Entonces recibí mucho sobre cómo comunicarme con las personas de manera no verbal. No solo de mis abuelas, sino de las mujeres de mi familia, es algo que me permite de alguna manera impulsar este arte.
—¿Y dónde estudiaste?
—Me fui a la ciudad de México para entrar a la universidad, a la UNAM. Lo que me interesaba de la psicología era este ideal de poder ayudar a la gente y quería trabajar con gente que de una u otra manera cruza fronteras, no sólo físicas, sino emocionales, sociales, morales. Mi primer trabajo fue en un psiquiátrico, porque quería trabajar con gente que, lo quiera o no, cruzaba las fronteras de la realidad.
Cuando entré a MSF me encontré con gente que cruza fronteras no sólo físicas, sino también existenciales, fronteras que no esperaban cruzar. Entonces mi formación me permite poder ayudar a estas personas y considerar que son gente que puede salir adelante, que va a salir adelante y que tiene los recursos internos para poder hacerlo. Es la convicción que tenemos en el trabajo humanitario.

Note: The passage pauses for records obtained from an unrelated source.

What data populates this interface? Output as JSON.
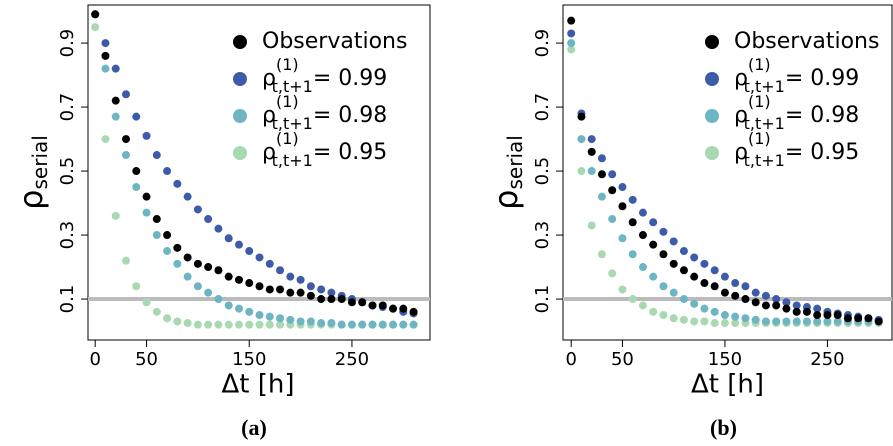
{
  "chart_data": [
    {
      "type": "scatter",
      "caption": "(a)",
      "xlabel": "Δt [h]",
      "ylabel": {
        "base": "ρ",
        "sub": "serial"
      },
      "xlim": [
        -7,
        326
      ],
      "ylim": [
        -0.028,
        1.019
      ],
      "xticks": [
        0,
        50,
        150,
        250
      ],
      "yticks": [
        0.1,
        0.3,
        0.5,
        0.7,
        0.9
      ],
      "hline": 0.1,
      "hline_color": "#bbbbbb",
      "legend": "upper right",
      "x": [
        0,
        10,
        20,
        30,
        40,
        50,
        60,
        70,
        80,
        90,
        100,
        110,
        120,
        130,
        140,
        150,
        160,
        170,
        180,
        190,
        200,
        210,
        220,
        230,
        240,
        250,
        260,
        270,
        280,
        290,
        300,
        310
      ],
      "series": [
        {
          "name": "Observations",
          "color": "#000000",
          "values": [
            0.99,
            0.86,
            0.72,
            0.6,
            0.5,
            0.42,
            0.35,
            0.3,
            0.26,
            0.23,
            0.21,
            0.2,
            0.19,
            0.17,
            0.16,
            0.15,
            0.14,
            0.13,
            0.13,
            0.12,
            0.12,
            0.11,
            0.1,
            0.1,
            0.1,
            0.09,
            0.09,
            0.08,
            0.08,
            0.07,
            0.07,
            0.06
          ]
        },
        {
          "name": "= 0.99",
          "symbol": {
            "base": "ρ",
            "sup": "(1)",
            "sub": "t,t+1"
          },
          "color": "#3d5ba9",
          "values": [
            0.99,
            0.9,
            0.82,
            0.74,
            0.67,
            0.61,
            0.55,
            0.5,
            0.46,
            0.42,
            0.38,
            0.35,
            0.32,
            0.29,
            0.27,
            0.25,
            0.23,
            0.21,
            0.19,
            0.17,
            0.16,
            0.14,
            0.13,
            0.12,
            0.11,
            0.1,
            0.09,
            0.08,
            0.075,
            0.07,
            0.06,
            0.055
          ]
        },
        {
          "name": "= 0.98",
          "symbol": {
            "base": "ρ",
            "sup": "(1)",
            "sub": "t,t+1"
          },
          "color": "#6db5c2",
          "values": [
            0.99,
            0.82,
            0.67,
            0.55,
            0.45,
            0.37,
            0.3,
            0.25,
            0.21,
            0.17,
            0.14,
            0.12,
            0.1,
            0.08,
            0.07,
            0.06,
            0.05,
            0.045,
            0.04,
            0.035,
            0.03,
            0.03,
            0.025,
            0.025,
            0.02,
            0.02,
            0.02,
            0.02,
            0.02,
            0.02,
            0.02,
            0.02
          ]
        },
        {
          "name": "= 0.95",
          "symbol": {
            "base": "ρ",
            "sup": "(1)",
            "sub": "t,t+1"
          },
          "color": "#a9d9b1",
          "values": [
            0.95,
            0.6,
            0.36,
            0.22,
            0.14,
            0.09,
            0.06,
            0.04,
            0.03,
            0.025,
            0.02,
            0.02,
            0.02,
            0.02,
            0.02,
            0.02,
            0.02,
            0.02,
            0.02,
            0.02,
            0.02,
            0.02,
            0.02,
            0.02,
            0.02,
            0.02,
            0.02,
            0.02,
            0.02,
            0.02,
            0.02,
            0.02
          ]
        }
      ]
    },
    {
      "type": "scatter",
      "caption": "(b)",
      "xlabel": "Δt [h]",
      "ylabel": {
        "base": "ρ",
        "sub": "serial"
      },
      "xlim": [
        -8,
        313
      ],
      "ylim": [
        -0.028,
        1.019
      ],
      "xticks": [
        0,
        50,
        150,
        250
      ],
      "yticks": [
        0.1,
        0.3,
        0.5,
        0.7,
        0.9
      ],
      "hline": 0.1,
      "hline_color": "#bbbbbb",
      "legend": "upper right",
      "x": [
        0,
        10,
        20,
        30,
        40,
        50,
        60,
        70,
        80,
        90,
        100,
        110,
        120,
        130,
        140,
        150,
        160,
        170,
        180,
        190,
        200,
        210,
        220,
        230,
        240,
        250,
        260,
        270,
        280,
        290,
        300
      ],
      "series": [
        {
          "name": "Observations",
          "color": "#000000",
          "values": [
            0.97,
            0.67,
            0.56,
            0.49,
            0.44,
            0.39,
            0.34,
            0.3,
            0.27,
            0.24,
            0.21,
            0.19,
            0.17,
            0.15,
            0.14,
            0.12,
            0.11,
            0.1,
            0.09,
            0.08,
            0.08,
            0.07,
            0.06,
            0.06,
            0.05,
            0.05,
            0.05,
            0.04,
            0.04,
            0.04,
            0.03
          ]
        },
        {
          "name": "= 0.99",
          "symbol": {
            "base": "ρ",
            "sup": "(1)",
            "sub": "t,t+1"
          },
          "color": "#3d5ba9",
          "values": [
            0.93,
            0.68,
            0.6,
            0.54,
            0.49,
            0.45,
            0.41,
            0.37,
            0.34,
            0.31,
            0.28,
            0.25,
            0.23,
            0.21,
            0.19,
            0.17,
            0.15,
            0.14,
            0.12,
            0.11,
            0.1,
            0.09,
            0.08,
            0.075,
            0.07,
            0.06,
            0.055,
            0.05,
            0.045,
            0.04,
            0.035
          ]
        },
        {
          "name": "= 0.98",
          "symbol": {
            "base": "ρ",
            "sup": "(1)",
            "sub": "t,t+1"
          },
          "color": "#6db5c2",
          "values": [
            0.9,
            0.6,
            0.5,
            0.42,
            0.35,
            0.29,
            0.24,
            0.2,
            0.17,
            0.14,
            0.12,
            0.1,
            0.085,
            0.07,
            0.06,
            0.05,
            0.045,
            0.04,
            0.035,
            0.03,
            0.03,
            0.03,
            0.03,
            0.03,
            0.03,
            0.03,
            0.03,
            0.03,
            0.03,
            0.03,
            0.03
          ]
        },
        {
          "name": "= 0.95",
          "symbol": {
            "base": "ρ",
            "sup": "(1)",
            "sub": "t,t+1"
          },
          "color": "#a9d9b1",
          "values": [
            0.88,
            0.5,
            0.33,
            0.24,
            0.18,
            0.13,
            0.1,
            0.08,
            0.06,
            0.05,
            0.04,
            0.035,
            0.03,
            0.03,
            0.025,
            0.025,
            0.025,
            0.025,
            0.025,
            0.025,
            0.025,
            0.025,
            0.025,
            0.025,
            0.025,
            0.025,
            0.025,
            0.025,
            0.025,
            0.025,
            0.025
          ]
        }
      ]
    }
  ]
}
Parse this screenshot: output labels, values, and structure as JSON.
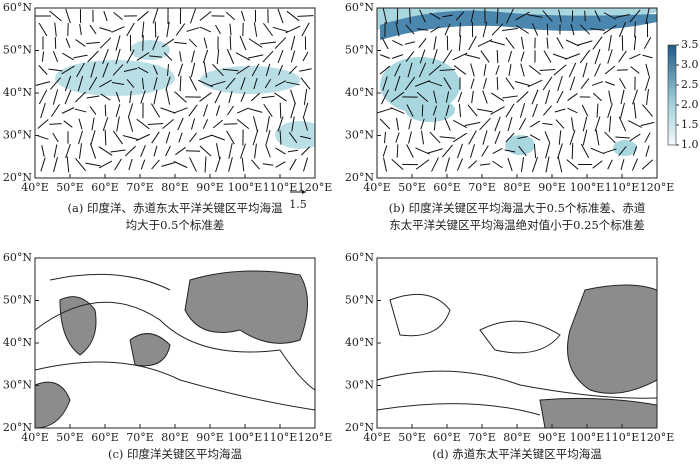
{
  "lat_labels": [
    "60°N",
    "50°N",
    "40°N",
    "30°N",
    "20°N"
  ],
  "lon_labels": [
    "40°E",
    "50°E",
    "60°E",
    "70°E",
    "80°E",
    "90°E",
    "100°E",
    "110°E",
    "120°E"
  ],
  "reference_vector": "1.5",
  "colorbar": [
    "3.5",
    "3.0",
    "2.5",
    "2.0",
    "1.5",
    "1.0"
  ],
  "panels": [
    {
      "caption": [
        "(a) 印度洋、赤道东太平洋关键区平均海温",
        "均大于0.5个标准差"
      ]
    },
    {
      "caption": [
        "(b) 印度洋关键区平均海温大于0.5个标准差、赤道",
        "东太平洋关键区平均海温绝对值小于0.25个标准差"
      ]
    },
    {
      "caption": [
        "(c) 印度洋关键区平均海温"
      ]
    },
    {
      "caption": [
        "(d) 赤道东太平洋关键区平均海温"
      ]
    }
  ]
}
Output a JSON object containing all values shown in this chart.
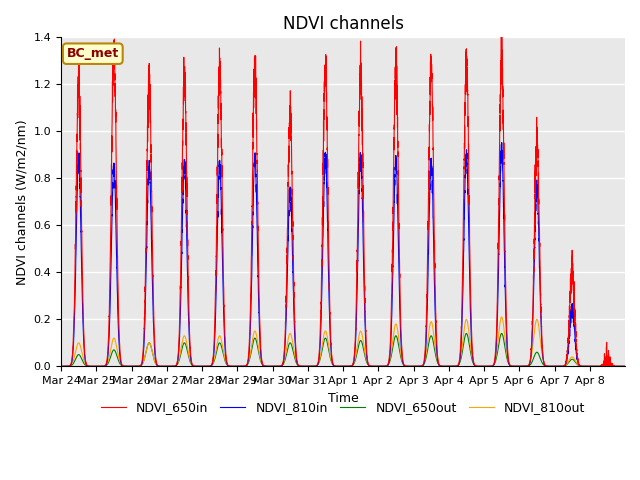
{
  "title": "NDVI channels",
  "ylabel": "NDVI channels (W/m2/nm)",
  "xlabel": "Time",
  "annotation": "BC_met",
  "ylim": [
    0,
    1.4
  ],
  "background_color": "#e8e8e8",
  "legend": [
    "NDVI_650in",
    "NDVI_810in",
    "NDVI_650out",
    "NDVI_810out"
  ],
  "colors": [
    "red",
    "blue",
    "green",
    "orange"
  ],
  "x_tick_labels": [
    "Mar 24",
    "Mar 25",
    "Mar 26",
    "Mar 27",
    "Mar 28",
    "Mar 29",
    "Mar 30",
    "Mar 31",
    "Apr 1",
    "Apr 2",
    "Apr 3",
    "Apr 4",
    "Apr 5",
    "Apr 6",
    "Apr 7",
    "Apr 8"
  ],
  "peaks_650in": [
    1.22,
    1.35,
    1.23,
    1.24,
    1.27,
    1.29,
    1.07,
    1.27,
    1.25,
    1.29,
    1.28,
    1.3,
    1.31,
    0.96,
    0.4,
    0.0
  ],
  "peaks_810in": [
    0.88,
    0.85,
    0.85,
    0.86,
    0.86,
    0.89,
    0.75,
    0.89,
    0.89,
    0.88,
    0.87,
    0.9,
    0.92,
    0.76,
    0.25,
    0.0
  ],
  "peaks_650out": [
    0.05,
    0.07,
    0.1,
    0.1,
    0.1,
    0.12,
    0.1,
    0.12,
    0.11,
    0.13,
    0.13,
    0.14,
    0.14,
    0.06,
    0.03,
    0.0
  ],
  "peaks_810out": [
    0.1,
    0.12,
    0.1,
    0.13,
    0.13,
    0.15,
    0.14,
    0.15,
    0.15,
    0.18,
    0.19,
    0.2,
    0.21,
    0.2,
    0.04,
    0.0
  ],
  "grid_color": "white",
  "title_fontsize": 12,
  "label_fontsize": 9,
  "tick_fontsize": 8,
  "legend_fontsize": 9,
  "figsize": [
    6.4,
    4.8
  ],
  "dpi": 100
}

Además veo el resultado y eso me hace sentir, “esto a lo que me dedico tiene un impacto”.
No decimos que estamos solucionando todo, pero en este primer paso funciona, y tal vez después de mí venga alguien más que pueda desarrollar proyectos a más largo plazo.
Una señora de 72 años que llegó queriendo ir al psicólogo, pero no se atrevía a decirlo, al final de la sesión nos hizo una confesión que fue muy personal y me dijo: “nunca en mi vida le he dicho esto a nadie”.
El que haya podido sacar todo eso y que el sacarlo le haya hecho bien para mí es bello, es esperanzador. De alguna manera, es encontrar la belleza dentro del caos.